Bugün artık soru şudur: Polemik, tarih sahnesinde bulunma imkânlarını yitirmiş midir; ki yitirmiş olsa gerektir. Bunun için gerekli “taraflar” epeydir tasfiye olmuşa benzer...
30 Mayıs 2019 10:00
Tam da Orhan Koçak’ın "polemikler" üst başlığıyla bir metin yayımlatmasının üzerine, polemik hakkında düşünme imkânı bulabileceğimiz ileri sürülebilirdir. Kitap bağlamından kalkışarak ama esasen polemik yürütmenin mümkün olup olmaması hakkında bir düşünme bu.

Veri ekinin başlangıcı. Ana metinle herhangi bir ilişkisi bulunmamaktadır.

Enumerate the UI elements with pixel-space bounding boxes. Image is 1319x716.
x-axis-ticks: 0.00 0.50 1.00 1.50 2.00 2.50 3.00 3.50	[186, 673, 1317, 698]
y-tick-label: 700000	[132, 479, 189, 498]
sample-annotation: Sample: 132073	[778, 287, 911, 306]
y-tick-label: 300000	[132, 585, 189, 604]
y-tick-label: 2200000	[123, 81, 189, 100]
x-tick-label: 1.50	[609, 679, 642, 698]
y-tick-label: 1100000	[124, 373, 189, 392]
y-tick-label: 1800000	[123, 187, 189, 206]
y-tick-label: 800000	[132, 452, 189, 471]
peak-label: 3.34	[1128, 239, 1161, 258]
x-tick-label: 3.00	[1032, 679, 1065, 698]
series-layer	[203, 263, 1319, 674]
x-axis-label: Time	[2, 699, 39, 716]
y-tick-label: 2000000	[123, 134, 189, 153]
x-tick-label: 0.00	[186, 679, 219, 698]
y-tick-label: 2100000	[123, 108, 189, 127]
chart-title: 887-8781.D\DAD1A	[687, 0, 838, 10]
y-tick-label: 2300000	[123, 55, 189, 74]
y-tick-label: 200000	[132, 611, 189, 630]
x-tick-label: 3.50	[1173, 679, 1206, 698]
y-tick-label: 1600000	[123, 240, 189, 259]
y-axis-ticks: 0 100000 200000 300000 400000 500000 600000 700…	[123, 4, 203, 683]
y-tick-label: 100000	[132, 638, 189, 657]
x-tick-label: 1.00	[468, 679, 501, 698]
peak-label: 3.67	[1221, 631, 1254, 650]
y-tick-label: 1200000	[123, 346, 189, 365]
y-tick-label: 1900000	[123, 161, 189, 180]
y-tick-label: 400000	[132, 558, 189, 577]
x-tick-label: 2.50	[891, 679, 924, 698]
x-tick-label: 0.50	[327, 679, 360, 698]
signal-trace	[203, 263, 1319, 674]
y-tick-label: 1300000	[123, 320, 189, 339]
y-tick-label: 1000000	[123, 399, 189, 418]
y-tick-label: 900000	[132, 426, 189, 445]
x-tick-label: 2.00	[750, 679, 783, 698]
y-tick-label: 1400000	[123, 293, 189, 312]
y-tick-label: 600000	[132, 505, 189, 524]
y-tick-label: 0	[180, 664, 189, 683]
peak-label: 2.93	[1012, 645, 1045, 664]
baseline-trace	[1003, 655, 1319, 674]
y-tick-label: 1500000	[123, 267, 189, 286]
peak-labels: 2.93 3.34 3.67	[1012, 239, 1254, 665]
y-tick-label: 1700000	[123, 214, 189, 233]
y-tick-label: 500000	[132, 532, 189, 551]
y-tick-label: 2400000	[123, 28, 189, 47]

Koçak, kitabın girişine Akif Kurtuluş’un Daktilo Yazıları’na dayandırdığı bazı makaleleri koyarak, aslında bize konuya ilişkin bir imkânı mı gösteriyor, yoksa polemiğin imkânsızlığını mı, tam da. Çünkü bahse konu metinler, Koçak’ın ilk makalelerinde üzerine ve üzerinden konuştuğu metinler, geçen yüzyılın başında karara bağlanmış bir meseleyi, proletkült hareketinin tasfiyesi ve tasfiye etrafında konum ve tutum almaları incelemeyi içeriyor.
Yeni bir dünya kurmaya bütünüyle inanılabildiği, büyük insan kitlelerinin; doğal olarak pek çok insan tekinin yeni dünya idealini gerçekleştirmek için mücadeleye girmekten ve hayatını bu amaç etrafında harcamaktan çekinmediği zamanlardır. Söylenen sözlerin politik sonuçları vardır. Muarızların söylediklerinin de. Doğal olarak hayat bu sözlerin bazılarını zaman içinde yanlışlayacak ya da doğrulayacaktır. Ancak tarihin o ânında muarızlar, sözleri için ölecek kadar sözlerine gömülmüşlerdir.
Bu, nasıl mümkündü ve artık neden mümkün değildir? İlkin, insanlığın kurucu zamanlarını belirlemek zor olmasa gerek. Yükselen yeni sınıfın, burjuvazinin ürettiği insan olma biçimi, ilerlemeye, bilime, entelektüel gelişmeye yönelik açlık ve ilgisi, birkaç yüzyıl önce başlamış ve sürüyordur. Bu, bir insan tipi olarak bir gelecek projeksiyonunu mümkün bulan, bu uğurda fikrî çatışmalara girmekten çekinmeyen (doğal olarak farklı bilme tarzları üretiliyordur ve bunların oluşturduğu okulların taraftarları, birbiriyle çelişen bazı görüş ve düşünmelere sahiptir) belli bir toplum yorumuna, insan yorumuna sahip bireylerdi.
Bunun karşıtı olarak, sosyalizm de bir süredir etkin bir eylem ve düşünme okulu, verili dünya karşısında tutum alma okulu olarak etkinliğini sürdürüyordu elbette. Sosyalist düşünme biçimi de kendi insan olma-eyleme ve düşünme biçimini üretmişti. Bazen bu iki büyük kampın öncü ve ideologları, bazen burjuva aydın entelektüel ve sanat çevreleri, birbiriyle çelişen görüş ve düşünceleri kamu önünde ileri sürerek muarızını etki altına alma ya da bu tartışmaları takip eden geniş insan yığınlarını etkileme yöntemi olarak, muarızına üstünlük kurma ve kendi dünya yorumunu etkin kılma adına polemik yürütüldü sürekli.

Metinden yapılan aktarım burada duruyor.